Nevertheless, the speed and scope of 501Y.V2 mediated immune escape from pre-existing neutralizing antibodies highlight the urgent requirement for rapidly adaptable vaccine design platforms, and the need to identify less mutable viral targets for incorporation into future immunogens. 

(Continue . . . )

A sampling of some of the expert reaction posted on the Science Media Centre website (LINK) includes:

Prof Liam Smeeth, Professor of Clinical Epidemiology, London School of Hygiene and Tropical Medicine, said:

“These data are potentially concerning, but it is important to emphasise that these are laboratory findings, and it would be unwise to extrapolate to clinical effects in humans at this stage. The data do raise the possibility that the protection gained from past infection with Covid-19 may be lower for re-infection with the South African variant. The data also suggest that the existing vaccines could be less effective against the South African variant. However, before coming to those conclusions, we need large-scale studies over time among populations where the variant is common looking at re-infection risk and to assess vaccine effectiveness.” 

 

Prof Lawrence Young, Virologist and Professor of Molecular Oncology, Warwick Medical School, said:

“A variant of the SARS-CoV-2 virus might partially evade immune protection or prior infection. This preprint suggests that individuals might be able to get infected with a variant of SARS-CoV-2 even if they have previously had COVID-19. It also shows we urgently need to find out if we could see infection with this variant post vaccination.

“This study from the National Institute for Communicable Diseases in South Africa shows that the South African virus variant (501Y.V2) is able to escape neutralisation by both monoclonal antibodies (including those being used therapeutically) and by convalescent plasma/sera from previously infected individuals. It is a very thorough study that examines the impact of specific mutations in the spike gene of 501Y.V2 and how these affect the binding of neutralising antibodies. High levels of resistance to convalescent plasma/sera where observed with nearly half (21 of 44, 48%) of the samples having no detectable neutralising activity.

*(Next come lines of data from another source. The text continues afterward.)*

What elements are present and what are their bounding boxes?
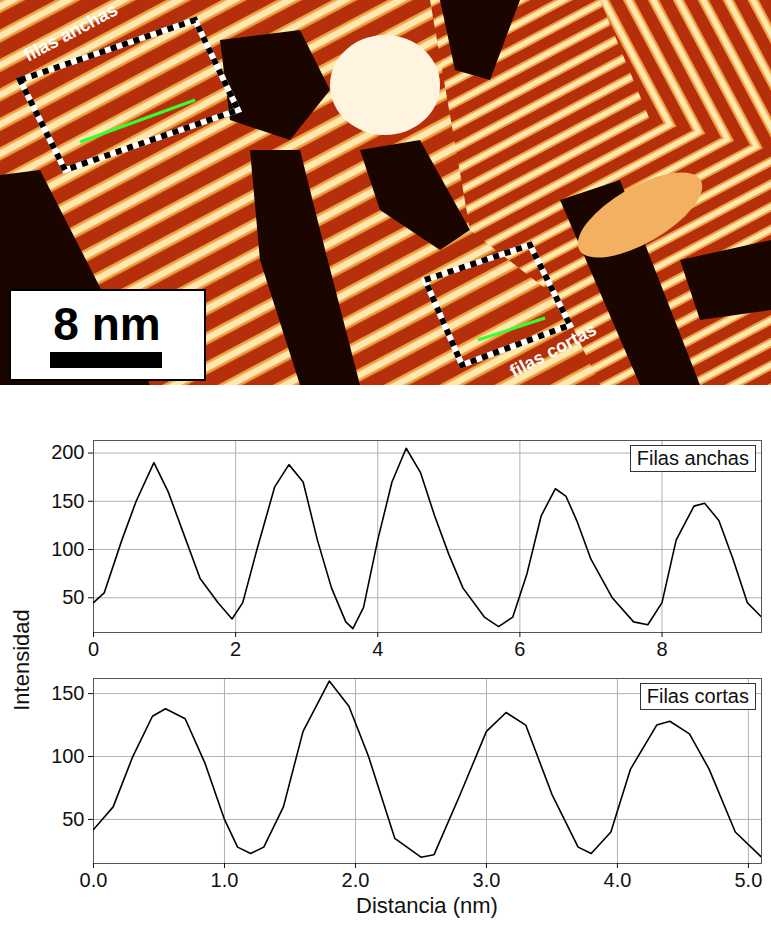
html-text:Distancia (nm): Distancia (nm) [356, 893, 498, 918]
svg-text:5.0: 5.0 [734, 869, 762, 891]
svg-text:1.0: 1.0 [211, 869, 239, 891]
svg-text:0.0: 0.0 [80, 869, 108, 891]
svg-text:filas anchas: filas anchas [20, 0, 120, 66]
svg-text:filas cortas: filas cortas [506, 319, 599, 381]
html-text:Filas cortas: Filas cortas [646, 685, 749, 707]
html-text:Filas anchas: Filas anchas [636, 447, 749, 469]
svg-text:8 nm: 8 nm [53, 298, 160, 350]
svg-text:100: 100 [51, 538, 84, 560]
svg-text:3.0: 3.0 [473, 869, 501, 891]
svg-text:2: 2 [230, 638, 241, 660]
svg-text:50: 50 [62, 586, 84, 608]
svg-text:150: 150 [51, 490, 84, 512]
svg-text:2.0: 2.0 [342, 869, 370, 891]
svg-text:50: 50 [62, 808, 84, 830]
svg-text:6: 6 [514, 638, 525, 660]
svg-text:150: 150 [51, 682, 84, 704]
svg-text:0: 0 [88, 638, 99, 660]
svg-text:200: 200 [51, 441, 84, 463]
svg-text:8: 8 [656, 638, 667, 660]
html-text:Intensidad: Intensidad [9, 609, 34, 711]
svg-text:100: 100 [51, 745, 84, 767]
svg-text:4: 4 [372, 638, 383, 660]
svg-text:4.0: 4.0 [604, 869, 632, 891]
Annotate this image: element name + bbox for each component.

Similarities between the mutations in 501Y.V2 spike and the variant recently found in Brazil suggest that this Brazilian variant will also exhibit significant levels of neutralisation resistance. This study suggests that previously infected individuals may be susceptible to reinfection with virus variants – something which has already been reported in two cases in Brazil. It also has important implications for the effectiveness of current SARS-CoV-2 vaccines which are all based on the original spike gene.

“It is important that we now determine the neutralising ability of antibodies against virus variants generated in response to vaccination and study the immune response in individuals infected with virus variants.”